COMMENT: This case represents yet another example of the difficulty in winning a case in Northern Minnesota, particularly in front of Compensation Judge Arnold. Judge Arnold is able to craft his decisions in such a way that they rely on credibility, or choice between conflicting medical opinions, determinations on which the case law requires the WCCA to grant extreme deference to a compensation judge.

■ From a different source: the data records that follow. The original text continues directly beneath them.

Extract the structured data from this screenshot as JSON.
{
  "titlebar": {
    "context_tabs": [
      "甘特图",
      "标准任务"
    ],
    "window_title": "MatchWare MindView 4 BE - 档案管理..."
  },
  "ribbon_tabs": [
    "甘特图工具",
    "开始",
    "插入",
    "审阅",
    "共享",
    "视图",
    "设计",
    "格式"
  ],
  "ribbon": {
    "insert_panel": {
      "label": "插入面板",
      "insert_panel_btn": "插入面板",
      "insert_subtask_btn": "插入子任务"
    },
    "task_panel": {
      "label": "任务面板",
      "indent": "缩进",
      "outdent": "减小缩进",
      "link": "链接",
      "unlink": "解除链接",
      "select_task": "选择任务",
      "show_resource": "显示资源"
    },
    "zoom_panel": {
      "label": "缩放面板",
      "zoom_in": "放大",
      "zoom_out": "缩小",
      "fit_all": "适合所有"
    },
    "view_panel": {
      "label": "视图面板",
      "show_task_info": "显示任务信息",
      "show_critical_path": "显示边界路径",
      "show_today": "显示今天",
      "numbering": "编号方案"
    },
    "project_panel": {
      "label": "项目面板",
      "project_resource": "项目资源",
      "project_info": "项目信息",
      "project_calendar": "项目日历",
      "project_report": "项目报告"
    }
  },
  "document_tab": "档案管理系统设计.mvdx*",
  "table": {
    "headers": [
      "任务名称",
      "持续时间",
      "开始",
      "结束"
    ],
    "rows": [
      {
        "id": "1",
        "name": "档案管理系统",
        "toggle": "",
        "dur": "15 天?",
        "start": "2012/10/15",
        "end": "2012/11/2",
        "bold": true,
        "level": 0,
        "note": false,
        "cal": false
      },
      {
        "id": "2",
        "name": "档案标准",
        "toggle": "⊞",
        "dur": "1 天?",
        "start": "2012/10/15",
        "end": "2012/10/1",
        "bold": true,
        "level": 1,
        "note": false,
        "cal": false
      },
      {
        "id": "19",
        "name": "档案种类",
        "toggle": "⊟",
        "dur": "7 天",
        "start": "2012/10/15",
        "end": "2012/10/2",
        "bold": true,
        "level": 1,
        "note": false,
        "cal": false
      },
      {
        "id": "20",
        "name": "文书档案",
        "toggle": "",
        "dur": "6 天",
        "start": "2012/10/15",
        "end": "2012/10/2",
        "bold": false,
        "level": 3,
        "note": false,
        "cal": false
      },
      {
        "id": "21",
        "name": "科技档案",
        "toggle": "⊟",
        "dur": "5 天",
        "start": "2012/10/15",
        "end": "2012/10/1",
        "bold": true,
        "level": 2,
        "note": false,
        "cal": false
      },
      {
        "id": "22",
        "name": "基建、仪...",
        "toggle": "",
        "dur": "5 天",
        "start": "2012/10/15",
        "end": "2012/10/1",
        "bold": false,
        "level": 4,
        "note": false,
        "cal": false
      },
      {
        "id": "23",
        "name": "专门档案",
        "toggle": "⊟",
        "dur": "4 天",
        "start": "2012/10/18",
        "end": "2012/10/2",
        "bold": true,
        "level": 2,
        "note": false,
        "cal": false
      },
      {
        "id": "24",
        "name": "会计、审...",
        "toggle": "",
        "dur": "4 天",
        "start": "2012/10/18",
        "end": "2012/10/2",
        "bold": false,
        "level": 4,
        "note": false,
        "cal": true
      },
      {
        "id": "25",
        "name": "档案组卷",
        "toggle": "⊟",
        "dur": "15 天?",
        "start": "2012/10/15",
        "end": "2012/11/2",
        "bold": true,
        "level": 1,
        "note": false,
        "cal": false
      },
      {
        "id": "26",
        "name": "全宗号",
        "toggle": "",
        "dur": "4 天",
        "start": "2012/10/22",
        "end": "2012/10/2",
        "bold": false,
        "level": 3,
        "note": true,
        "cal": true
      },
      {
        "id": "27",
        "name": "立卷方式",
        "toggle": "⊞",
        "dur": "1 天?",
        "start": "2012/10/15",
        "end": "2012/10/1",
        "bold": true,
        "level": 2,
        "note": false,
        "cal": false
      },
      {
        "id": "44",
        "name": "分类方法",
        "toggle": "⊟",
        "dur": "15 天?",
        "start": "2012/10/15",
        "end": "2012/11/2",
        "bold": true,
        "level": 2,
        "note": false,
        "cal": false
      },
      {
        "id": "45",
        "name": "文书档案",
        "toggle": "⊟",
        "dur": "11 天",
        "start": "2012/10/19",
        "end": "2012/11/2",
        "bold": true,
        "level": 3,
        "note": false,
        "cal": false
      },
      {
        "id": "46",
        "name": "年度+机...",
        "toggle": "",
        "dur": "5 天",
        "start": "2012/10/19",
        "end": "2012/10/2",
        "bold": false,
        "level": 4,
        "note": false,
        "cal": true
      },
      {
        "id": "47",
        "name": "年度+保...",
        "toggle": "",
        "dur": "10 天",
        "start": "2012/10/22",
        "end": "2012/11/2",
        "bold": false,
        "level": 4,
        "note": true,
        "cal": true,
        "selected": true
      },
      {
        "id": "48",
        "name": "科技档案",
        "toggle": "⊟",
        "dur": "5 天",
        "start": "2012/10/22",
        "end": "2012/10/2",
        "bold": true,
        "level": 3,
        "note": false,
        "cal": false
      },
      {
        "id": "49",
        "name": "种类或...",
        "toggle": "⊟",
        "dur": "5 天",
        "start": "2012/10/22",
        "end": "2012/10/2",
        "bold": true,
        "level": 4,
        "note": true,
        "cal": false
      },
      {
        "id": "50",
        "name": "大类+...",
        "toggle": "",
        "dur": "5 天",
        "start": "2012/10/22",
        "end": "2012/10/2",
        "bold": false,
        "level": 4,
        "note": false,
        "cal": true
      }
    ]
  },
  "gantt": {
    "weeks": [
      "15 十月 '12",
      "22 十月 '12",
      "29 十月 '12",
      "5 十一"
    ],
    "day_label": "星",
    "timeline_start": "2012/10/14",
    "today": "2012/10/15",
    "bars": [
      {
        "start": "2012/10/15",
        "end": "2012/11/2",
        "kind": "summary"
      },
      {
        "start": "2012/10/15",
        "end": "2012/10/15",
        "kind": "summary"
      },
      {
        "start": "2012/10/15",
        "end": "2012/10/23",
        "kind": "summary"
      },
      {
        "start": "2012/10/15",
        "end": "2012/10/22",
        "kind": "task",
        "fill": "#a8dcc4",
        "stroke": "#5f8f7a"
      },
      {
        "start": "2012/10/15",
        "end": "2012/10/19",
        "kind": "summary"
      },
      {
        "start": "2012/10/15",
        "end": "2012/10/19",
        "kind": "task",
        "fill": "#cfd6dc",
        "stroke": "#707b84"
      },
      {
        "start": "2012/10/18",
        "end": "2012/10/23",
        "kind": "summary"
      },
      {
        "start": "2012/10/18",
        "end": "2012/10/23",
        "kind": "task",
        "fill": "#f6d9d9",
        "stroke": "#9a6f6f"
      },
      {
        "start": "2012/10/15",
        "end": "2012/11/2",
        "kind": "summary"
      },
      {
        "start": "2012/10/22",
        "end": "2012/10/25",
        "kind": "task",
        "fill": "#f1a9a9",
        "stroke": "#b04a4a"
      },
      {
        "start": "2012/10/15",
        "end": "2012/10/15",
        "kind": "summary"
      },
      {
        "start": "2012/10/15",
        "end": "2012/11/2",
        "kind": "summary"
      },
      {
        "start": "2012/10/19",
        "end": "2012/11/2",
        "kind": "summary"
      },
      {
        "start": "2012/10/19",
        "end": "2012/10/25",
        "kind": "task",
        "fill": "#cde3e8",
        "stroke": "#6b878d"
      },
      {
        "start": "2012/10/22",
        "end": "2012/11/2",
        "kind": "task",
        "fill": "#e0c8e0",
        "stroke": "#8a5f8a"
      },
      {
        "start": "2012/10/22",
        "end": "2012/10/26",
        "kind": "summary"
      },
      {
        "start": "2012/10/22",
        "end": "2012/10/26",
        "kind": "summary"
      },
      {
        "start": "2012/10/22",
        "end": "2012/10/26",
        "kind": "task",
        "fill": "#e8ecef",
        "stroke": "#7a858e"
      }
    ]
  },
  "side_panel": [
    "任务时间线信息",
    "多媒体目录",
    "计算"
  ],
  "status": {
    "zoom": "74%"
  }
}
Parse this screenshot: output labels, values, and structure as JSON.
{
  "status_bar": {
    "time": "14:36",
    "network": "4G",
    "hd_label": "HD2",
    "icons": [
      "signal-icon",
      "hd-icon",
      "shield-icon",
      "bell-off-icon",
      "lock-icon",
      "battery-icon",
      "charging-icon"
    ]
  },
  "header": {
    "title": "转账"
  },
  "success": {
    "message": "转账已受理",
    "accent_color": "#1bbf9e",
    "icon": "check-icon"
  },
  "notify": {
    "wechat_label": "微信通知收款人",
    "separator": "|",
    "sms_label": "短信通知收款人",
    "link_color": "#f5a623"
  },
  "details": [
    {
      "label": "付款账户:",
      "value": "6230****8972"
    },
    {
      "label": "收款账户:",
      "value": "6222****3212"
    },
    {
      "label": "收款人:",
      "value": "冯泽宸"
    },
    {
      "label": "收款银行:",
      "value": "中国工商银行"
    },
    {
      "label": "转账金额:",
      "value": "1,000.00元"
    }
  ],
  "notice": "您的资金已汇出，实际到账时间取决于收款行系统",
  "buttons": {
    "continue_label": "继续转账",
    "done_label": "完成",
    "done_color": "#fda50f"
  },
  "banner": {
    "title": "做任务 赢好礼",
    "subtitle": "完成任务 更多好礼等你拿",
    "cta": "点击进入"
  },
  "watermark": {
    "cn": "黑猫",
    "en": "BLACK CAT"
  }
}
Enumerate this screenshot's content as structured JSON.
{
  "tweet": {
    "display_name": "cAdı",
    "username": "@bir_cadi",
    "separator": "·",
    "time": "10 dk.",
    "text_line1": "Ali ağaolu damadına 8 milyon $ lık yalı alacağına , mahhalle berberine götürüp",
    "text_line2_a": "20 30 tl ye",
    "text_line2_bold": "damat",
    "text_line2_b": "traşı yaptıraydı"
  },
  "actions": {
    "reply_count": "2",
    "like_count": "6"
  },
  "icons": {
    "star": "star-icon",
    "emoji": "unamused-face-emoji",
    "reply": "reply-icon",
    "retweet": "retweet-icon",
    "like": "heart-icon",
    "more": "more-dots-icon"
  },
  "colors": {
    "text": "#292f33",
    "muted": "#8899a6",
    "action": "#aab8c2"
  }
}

Temporary Partial Disability
Strand v. United States Steel Corporation, File No. WC06-245, Served and Filed February 28, 2007. The employee sustained what was determined to be a work-related injury resulting in permanent restrictions. Due to an economic slow down, and her restrictions, she did not return to work with the date of injury employer. The employee had a high pre-injury wage, and post-injury found a part-time job. The evidence established that the employee never applied for any full-time employment, and made virtually no efforts to find additional employment, despite the fact that her physicians imposed no restrictions on the hours she could work. Despite these facts, Compensation Judge Arnold concluded that the employee's post injury earnings were an accurate reflection of her earning capacity. The WCCA (Judges Wilson, Rykken and Stofferahn) reversed the award of TPD benefits. The WCCA rejected the judge's attempt to apply the "presumption" that an employee's post-injury earnings are an accurate reflection of her earning capacity. The WCCA held that, given the employee's part-time employment status and lack of job search, the presumption does not apply. See Kunferman and Yacoub.